グレインフリーやヒューマングレードのフードは安全ですか?
それらの言葉は安全性を保証する公的な基準ではありません。穀物の有無よりも、主食として必要な栄養を満たしているか、愛犬の健康状態に合っているかを確認することが大切です。
総合栄養食と表示されていれば、どのフードを選んでも同じですか?
同じではありません。成犬用、子犬用、妊娠授乳期用など、ライフステージごとに栄養設計が異なります。愛犬の年齢や状態に合わせたものを選ぶ必要があります。

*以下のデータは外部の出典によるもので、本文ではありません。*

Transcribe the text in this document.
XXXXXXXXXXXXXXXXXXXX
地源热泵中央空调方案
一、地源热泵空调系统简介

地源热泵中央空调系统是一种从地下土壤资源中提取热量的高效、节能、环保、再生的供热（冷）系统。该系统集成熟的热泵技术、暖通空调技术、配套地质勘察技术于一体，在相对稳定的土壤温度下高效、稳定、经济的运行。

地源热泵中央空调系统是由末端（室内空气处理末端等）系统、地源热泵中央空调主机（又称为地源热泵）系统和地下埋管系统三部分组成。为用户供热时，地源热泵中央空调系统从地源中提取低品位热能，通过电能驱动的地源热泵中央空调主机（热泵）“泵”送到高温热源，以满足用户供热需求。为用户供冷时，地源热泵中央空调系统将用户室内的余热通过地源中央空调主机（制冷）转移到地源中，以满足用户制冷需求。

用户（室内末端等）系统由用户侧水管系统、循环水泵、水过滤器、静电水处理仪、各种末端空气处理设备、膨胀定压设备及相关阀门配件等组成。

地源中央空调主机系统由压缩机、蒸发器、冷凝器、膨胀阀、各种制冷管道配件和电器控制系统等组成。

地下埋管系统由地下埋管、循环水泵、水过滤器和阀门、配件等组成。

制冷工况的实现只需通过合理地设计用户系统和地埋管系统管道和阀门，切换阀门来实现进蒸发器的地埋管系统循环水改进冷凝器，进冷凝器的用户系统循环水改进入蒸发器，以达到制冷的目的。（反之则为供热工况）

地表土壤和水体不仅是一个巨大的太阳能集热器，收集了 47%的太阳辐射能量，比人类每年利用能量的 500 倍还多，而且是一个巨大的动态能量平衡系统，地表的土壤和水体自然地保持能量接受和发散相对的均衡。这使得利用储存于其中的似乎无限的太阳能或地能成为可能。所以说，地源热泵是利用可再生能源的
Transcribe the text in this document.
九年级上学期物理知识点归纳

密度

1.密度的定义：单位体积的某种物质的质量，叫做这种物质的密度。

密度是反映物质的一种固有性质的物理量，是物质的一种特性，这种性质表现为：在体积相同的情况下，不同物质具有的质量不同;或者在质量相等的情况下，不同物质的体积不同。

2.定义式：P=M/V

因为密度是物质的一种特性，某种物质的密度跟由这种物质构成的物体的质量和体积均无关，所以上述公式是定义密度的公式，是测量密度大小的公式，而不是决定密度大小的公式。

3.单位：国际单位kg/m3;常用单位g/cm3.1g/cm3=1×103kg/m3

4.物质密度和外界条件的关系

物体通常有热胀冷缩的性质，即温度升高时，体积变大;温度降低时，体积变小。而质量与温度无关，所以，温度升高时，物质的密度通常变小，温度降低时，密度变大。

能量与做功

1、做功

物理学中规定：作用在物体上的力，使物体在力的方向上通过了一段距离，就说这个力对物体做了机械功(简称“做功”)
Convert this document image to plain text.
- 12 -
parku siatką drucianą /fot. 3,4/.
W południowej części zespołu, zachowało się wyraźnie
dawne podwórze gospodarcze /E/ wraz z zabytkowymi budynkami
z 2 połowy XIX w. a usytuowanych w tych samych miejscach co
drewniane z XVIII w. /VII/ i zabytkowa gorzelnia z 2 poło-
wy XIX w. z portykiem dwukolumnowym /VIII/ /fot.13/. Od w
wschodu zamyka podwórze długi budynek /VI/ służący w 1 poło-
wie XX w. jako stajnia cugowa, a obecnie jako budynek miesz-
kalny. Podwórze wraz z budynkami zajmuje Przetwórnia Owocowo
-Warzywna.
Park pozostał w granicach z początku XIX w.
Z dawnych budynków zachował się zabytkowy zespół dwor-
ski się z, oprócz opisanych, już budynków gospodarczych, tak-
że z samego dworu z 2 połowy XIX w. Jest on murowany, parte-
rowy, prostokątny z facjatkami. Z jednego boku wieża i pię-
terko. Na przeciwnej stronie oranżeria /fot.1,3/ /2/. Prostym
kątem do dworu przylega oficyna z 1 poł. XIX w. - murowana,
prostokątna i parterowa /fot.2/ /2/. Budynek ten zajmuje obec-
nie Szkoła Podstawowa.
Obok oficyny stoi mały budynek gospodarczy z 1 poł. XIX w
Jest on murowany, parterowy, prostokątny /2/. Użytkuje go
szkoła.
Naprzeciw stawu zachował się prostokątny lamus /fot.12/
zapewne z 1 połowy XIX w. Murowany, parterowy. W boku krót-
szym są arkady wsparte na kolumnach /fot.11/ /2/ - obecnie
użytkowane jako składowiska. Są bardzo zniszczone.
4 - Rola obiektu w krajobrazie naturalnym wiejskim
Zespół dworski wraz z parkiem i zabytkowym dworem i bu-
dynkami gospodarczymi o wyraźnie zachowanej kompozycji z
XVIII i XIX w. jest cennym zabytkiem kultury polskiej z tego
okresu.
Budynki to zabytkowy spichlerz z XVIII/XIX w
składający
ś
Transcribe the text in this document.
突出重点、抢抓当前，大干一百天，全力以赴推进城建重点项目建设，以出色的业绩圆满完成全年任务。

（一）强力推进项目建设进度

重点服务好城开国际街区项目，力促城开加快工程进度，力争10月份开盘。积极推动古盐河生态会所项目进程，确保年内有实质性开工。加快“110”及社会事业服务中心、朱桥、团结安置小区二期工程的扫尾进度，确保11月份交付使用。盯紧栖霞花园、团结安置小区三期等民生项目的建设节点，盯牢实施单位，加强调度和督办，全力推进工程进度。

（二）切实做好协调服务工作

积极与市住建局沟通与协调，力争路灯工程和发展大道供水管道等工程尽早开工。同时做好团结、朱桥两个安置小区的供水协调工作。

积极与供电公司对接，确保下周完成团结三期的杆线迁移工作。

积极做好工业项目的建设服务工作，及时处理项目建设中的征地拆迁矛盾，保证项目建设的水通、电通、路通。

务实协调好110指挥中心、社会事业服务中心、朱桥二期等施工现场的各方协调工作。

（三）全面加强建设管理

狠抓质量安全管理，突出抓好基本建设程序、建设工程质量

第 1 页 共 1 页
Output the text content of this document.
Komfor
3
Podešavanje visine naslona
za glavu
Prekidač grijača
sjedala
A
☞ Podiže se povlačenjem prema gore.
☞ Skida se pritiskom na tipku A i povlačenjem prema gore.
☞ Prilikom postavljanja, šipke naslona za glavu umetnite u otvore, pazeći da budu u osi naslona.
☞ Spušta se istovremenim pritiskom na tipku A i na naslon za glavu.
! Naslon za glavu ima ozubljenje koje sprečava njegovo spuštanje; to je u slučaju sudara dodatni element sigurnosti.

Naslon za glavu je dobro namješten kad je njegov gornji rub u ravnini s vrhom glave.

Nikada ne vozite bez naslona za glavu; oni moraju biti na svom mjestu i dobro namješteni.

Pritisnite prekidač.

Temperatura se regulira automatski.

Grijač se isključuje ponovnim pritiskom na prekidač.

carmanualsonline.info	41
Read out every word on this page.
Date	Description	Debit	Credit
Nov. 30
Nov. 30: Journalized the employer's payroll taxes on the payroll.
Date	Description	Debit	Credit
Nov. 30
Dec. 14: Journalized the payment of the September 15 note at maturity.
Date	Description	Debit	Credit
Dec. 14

ウェットフードとドライフードの栄養価はどう比較すればいいですか?
水分量を含む保証分析値のままでは正しく比較できません。水分を除いた「乾物重量」に換算することで、同じ条件で栄養濃度を比較できます。
療法食はネットの口コミで選んでもいいですか?
自己判断で選ぶのは危険です。療法食は疾患の種類や進行状態に合わせて栄養が調整されているため、必ず獣医師の診断と指導のもとで使用してください。
サプリメントを飲ませれば健康になりますか?
サプリメントは食品であり、病気の治療薬ではありません。あくまで栄養の補完や健康維持のサポートとして考え、主食の栄養バランスを整えた上で検討してください。